What’s more, a healing brain is more susceptible to jarring. While the brain is still recovering in the weeks after an injury, “your threshold for getting a concussion is lower,” Daneshvar says. A lighter hit, researchers suspect, can do more damage. A rare condition called second impact syndrome illustrates an extreme outcome of successive brain injuries. This catastrophic, often fatal brain swelling happens when a still-healing brain is hit again.
That’s not what happened to Tagovailoa. But two concussions close together can delay recovery, Dams-O’Connor emphasizes. “I think people minimize how life-altering that can be.”
In a statement, the NFL and the NFL Players Association announced that they are jointly investigating whether their concussion protocols were followed in this case. Tagovailoa may have been allowed back into that first game because his stumbling was attributed — correctly or not — to a back injury, not a brain injury.

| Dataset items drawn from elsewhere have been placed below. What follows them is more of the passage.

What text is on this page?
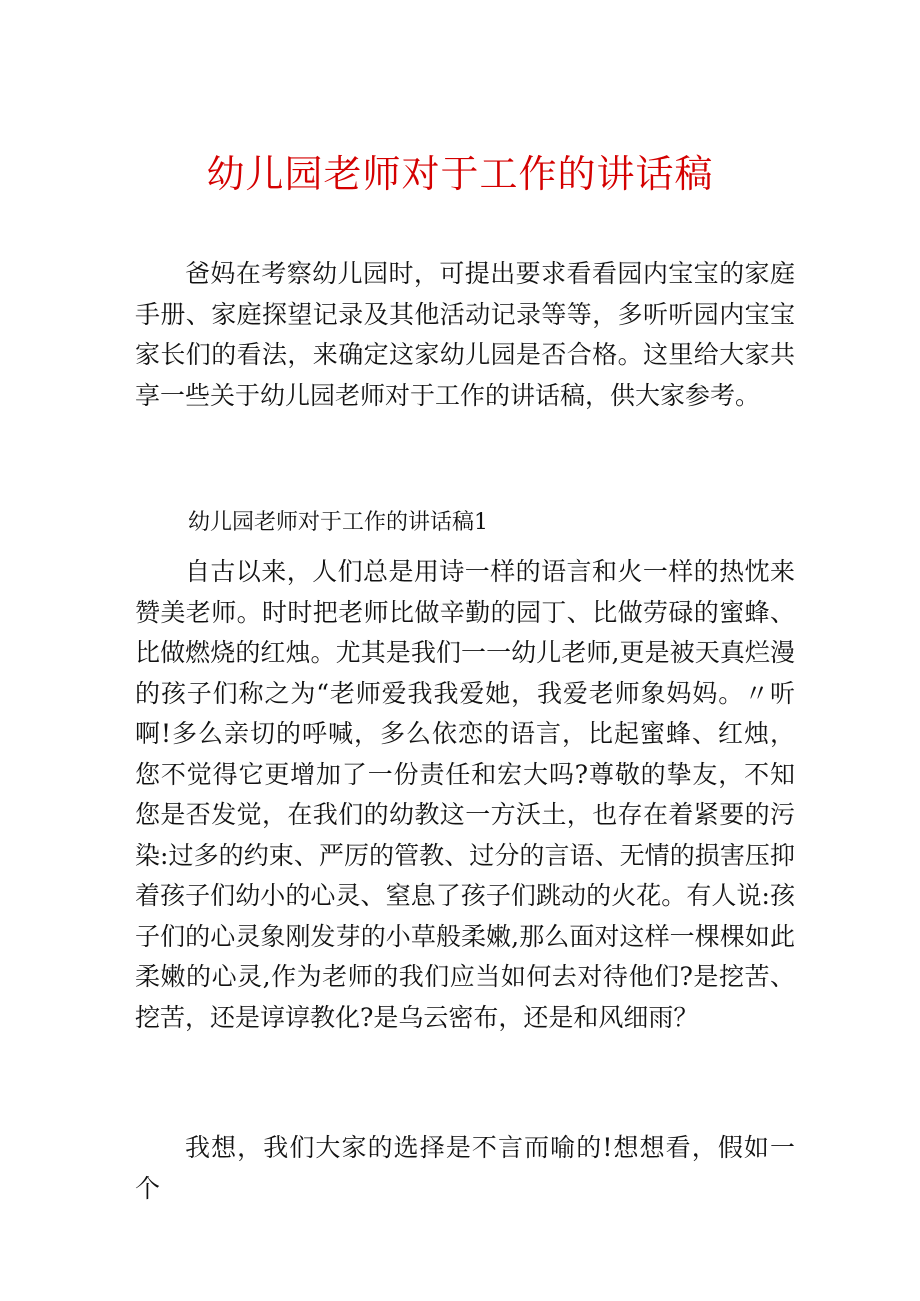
幼儿园老师对于工作的讲话稿

爸妈在考察幼儿园时，可提出要求看看园内宝宝的家庭手册、家庭探望记录及其他活动记录等等，多听听园内宝宝家长们的看法，来确定这家幼儿园是否合格。这里给大家共享一些关于幼儿园老师对于工作的讲话稿，供大家参考。

幼儿园老师对于工作的讲话稿1

自古以来，人们总是用诗一样的语言和火一样的热忱来赞美老师。时时把老师比做辛勤的园丁、比做劳碌的蜜蜂、比做燃烧的红烛。尤其是我们一一幼儿老师,更是被天真烂漫的孩子们称之为“老师爱我我爱她，我爱老师象妈妈。〃听啊!多么亲切的呼喊，多么依恋的语言，比起蜜蜂、红烛，您不觉得它更增加了一份责任和宏大吗?尊敬的挚友，不知您是否发觉，在我们的幼教这一方沃土，也存在着紧要的污染:过多的约束、严厉的管教、过分的言语、无情的损害压抑着孩子们幼小的心灵、窒息了孩子们跳动的火花。有人说:孩子们的心灵象刚发芽的小草般柔嫩,那么面对这样一棵棵如此柔嫩的心灵,作为老师的我们应当如何去对待他们?是挖苦、挖苦，还是谆谆教化?是乌云密布，还是和风细雨？

我想，我们大家的选择是不言而喻的!想想看，假如一个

The NFL and NFLPA are considering changing the protocol to keep a player out of a game for any obvious motor instability, regardless of cause.
For now, Tagovailoa is moving through the stages of recovery outlined in the concussion protocol. In a social media post on September 30, Tagovailoa thanked his team, friends and family and everyone who has reached out in support. “I’m feeling much better and focused on recovering so I can get back out on the field with my teammates,” he wrote.